歴代 | 名 | 生没年 | 在職年 | 略歴 |
---|---|---|---|---|
1 | 荷田殷 | 雄略天皇皇子の磐城王の末裔(伝)。稲荷山の地主とされ、711年(和銅四年)の稲荷社鎮座後、祠官となって奉職す。後に荷田社祭神と祀られる。 | ||
2 | 荷田嗣 | 天平年間。後に荷田社祭神と祀られる。 | ||
3 | 荷田早 | 延暦年間。後に荷田社祭神と祀られる。 | ||
4 | 荷田龍 | 弘仁年間。荷田大夫(荷田太夫)と称する。俗称:龍頭太。817年(弘仁八年)に12月13日死去(伝)。後に荷田社祭神と祀られる。 | ||
38 | 羽倉延秀 | ?-1500 | 1485- | (伝)38世。修理亮。1485年(文明十七年)9月に御殿預(明応年間とも)として奉職。1500年(明応九年)8月に死去。 |
神殿大観によると稲荷山の地主であった磐城皇子(いわき の みこ)の末裔とされる荷田殷が、稲荷社創建時より稲荷社の神主として奉職。以後、室町期まで荷田氏が神主を世襲とある。
だグぁ!
正史?‥では、秦氏が創建以後、歴代の神主を世襲、その下位神職には荷田氏がいた。室町期になって新たに奉職(神職になった)した羽倉氏(羽倉延秀?)が荷田氏を冒称し、やがて神主の座に就任。以後は羽倉氏が神主を世襲。‥‥はてさて
伏見稲荷大社の近くに東寺(とうじ)という大師が再建して有名になった寺院がありますが、伏見稲荷大社の例大祭である「稲荷祭」の際、神輿が東寺へ入って祈祷する儀式が古来、踏襲されています。

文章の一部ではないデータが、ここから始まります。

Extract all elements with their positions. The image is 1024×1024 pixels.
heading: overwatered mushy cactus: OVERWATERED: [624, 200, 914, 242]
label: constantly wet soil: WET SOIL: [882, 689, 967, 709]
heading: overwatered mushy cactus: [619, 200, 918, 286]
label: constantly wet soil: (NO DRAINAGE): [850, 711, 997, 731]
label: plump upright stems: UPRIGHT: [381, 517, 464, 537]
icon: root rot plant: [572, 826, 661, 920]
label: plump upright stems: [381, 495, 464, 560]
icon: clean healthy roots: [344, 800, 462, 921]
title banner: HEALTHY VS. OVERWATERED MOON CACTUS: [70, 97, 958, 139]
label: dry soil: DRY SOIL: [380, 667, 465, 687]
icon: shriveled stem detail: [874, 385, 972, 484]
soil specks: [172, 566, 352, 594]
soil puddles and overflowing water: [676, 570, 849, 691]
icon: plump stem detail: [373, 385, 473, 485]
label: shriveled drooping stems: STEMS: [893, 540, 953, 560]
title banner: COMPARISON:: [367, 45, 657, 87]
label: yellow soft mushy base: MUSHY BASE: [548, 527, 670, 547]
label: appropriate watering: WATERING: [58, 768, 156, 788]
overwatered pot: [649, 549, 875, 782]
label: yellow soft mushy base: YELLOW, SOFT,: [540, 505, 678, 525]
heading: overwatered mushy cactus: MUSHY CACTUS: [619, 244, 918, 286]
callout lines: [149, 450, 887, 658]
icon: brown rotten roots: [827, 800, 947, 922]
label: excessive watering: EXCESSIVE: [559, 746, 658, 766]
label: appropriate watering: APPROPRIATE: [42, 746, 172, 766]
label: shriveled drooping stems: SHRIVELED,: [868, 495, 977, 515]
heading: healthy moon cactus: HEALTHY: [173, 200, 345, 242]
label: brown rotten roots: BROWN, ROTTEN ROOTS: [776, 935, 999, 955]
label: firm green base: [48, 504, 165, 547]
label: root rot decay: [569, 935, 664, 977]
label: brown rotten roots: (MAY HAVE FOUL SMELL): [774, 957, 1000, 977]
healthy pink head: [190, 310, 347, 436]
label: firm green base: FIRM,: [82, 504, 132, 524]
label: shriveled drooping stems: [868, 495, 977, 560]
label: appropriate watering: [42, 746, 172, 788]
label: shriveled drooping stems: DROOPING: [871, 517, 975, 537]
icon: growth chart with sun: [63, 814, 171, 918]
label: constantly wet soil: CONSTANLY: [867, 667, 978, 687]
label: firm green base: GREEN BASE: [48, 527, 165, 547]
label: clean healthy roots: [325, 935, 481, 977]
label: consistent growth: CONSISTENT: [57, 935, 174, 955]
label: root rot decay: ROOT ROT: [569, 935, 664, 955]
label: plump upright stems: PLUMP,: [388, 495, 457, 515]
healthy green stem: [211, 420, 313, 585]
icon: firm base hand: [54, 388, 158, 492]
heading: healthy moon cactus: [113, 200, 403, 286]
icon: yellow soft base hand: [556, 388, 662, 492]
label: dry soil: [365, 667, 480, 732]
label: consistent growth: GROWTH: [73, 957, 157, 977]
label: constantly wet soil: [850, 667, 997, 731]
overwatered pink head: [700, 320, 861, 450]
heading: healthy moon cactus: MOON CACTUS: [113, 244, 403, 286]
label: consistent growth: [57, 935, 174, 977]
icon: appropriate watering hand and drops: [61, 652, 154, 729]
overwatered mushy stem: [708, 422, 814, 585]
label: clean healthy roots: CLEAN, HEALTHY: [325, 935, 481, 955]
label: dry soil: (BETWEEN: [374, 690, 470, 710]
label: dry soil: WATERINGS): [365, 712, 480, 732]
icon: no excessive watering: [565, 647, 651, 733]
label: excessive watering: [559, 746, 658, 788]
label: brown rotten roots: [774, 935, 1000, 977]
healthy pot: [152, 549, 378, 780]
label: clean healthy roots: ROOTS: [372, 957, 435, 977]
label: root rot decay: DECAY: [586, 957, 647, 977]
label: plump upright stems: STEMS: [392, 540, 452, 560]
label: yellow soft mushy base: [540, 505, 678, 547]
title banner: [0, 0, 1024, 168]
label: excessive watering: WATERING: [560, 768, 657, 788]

この理由は、東寺の再建中に稲荷の翁のいう摩訶不思議な人物が大師に会いにきた故事にもとづくものであり、この稲荷の翁という人物こそが稲荷大神だと伝えられているからです。
一説には、この稲荷の翁の正体が上述、龍頭太であるという言い伝えも残されているようです。
伏見稲荷大社には荷田社が2つある??
実はあまり知られていませんが、伏見稲荷大社の境内に荷田社が2つあります。
もう1つは稲荷山山頂付近の間ノ峰(あいのみね)と呼称される場所にあります。
御祭神や社殿の造り、御神体の形状も異なりますが、社殿奥に設置されている石扉には荷田氏の家紋が刻まれていることから、やはり荷田氏に関連した社であると考えられます。
稲荷山の荷田社については以下のページをご覧ください。
関連記事:京都・伏見稲荷大社「荷田社」(稲荷山)
伏見稲荷大社・荷田社の場所(地図)
荷田社は本殿後方の権殿(ごんでん)の近くにあります。向かい見て右側には「長者社」、左側には「両宮社」があり、3つ社殿が並んでいます。
ちょうど千本鳥居へ向かう際に通りますので、千本鳥居へ行かれる前にぜひ!立ち寄っみてください。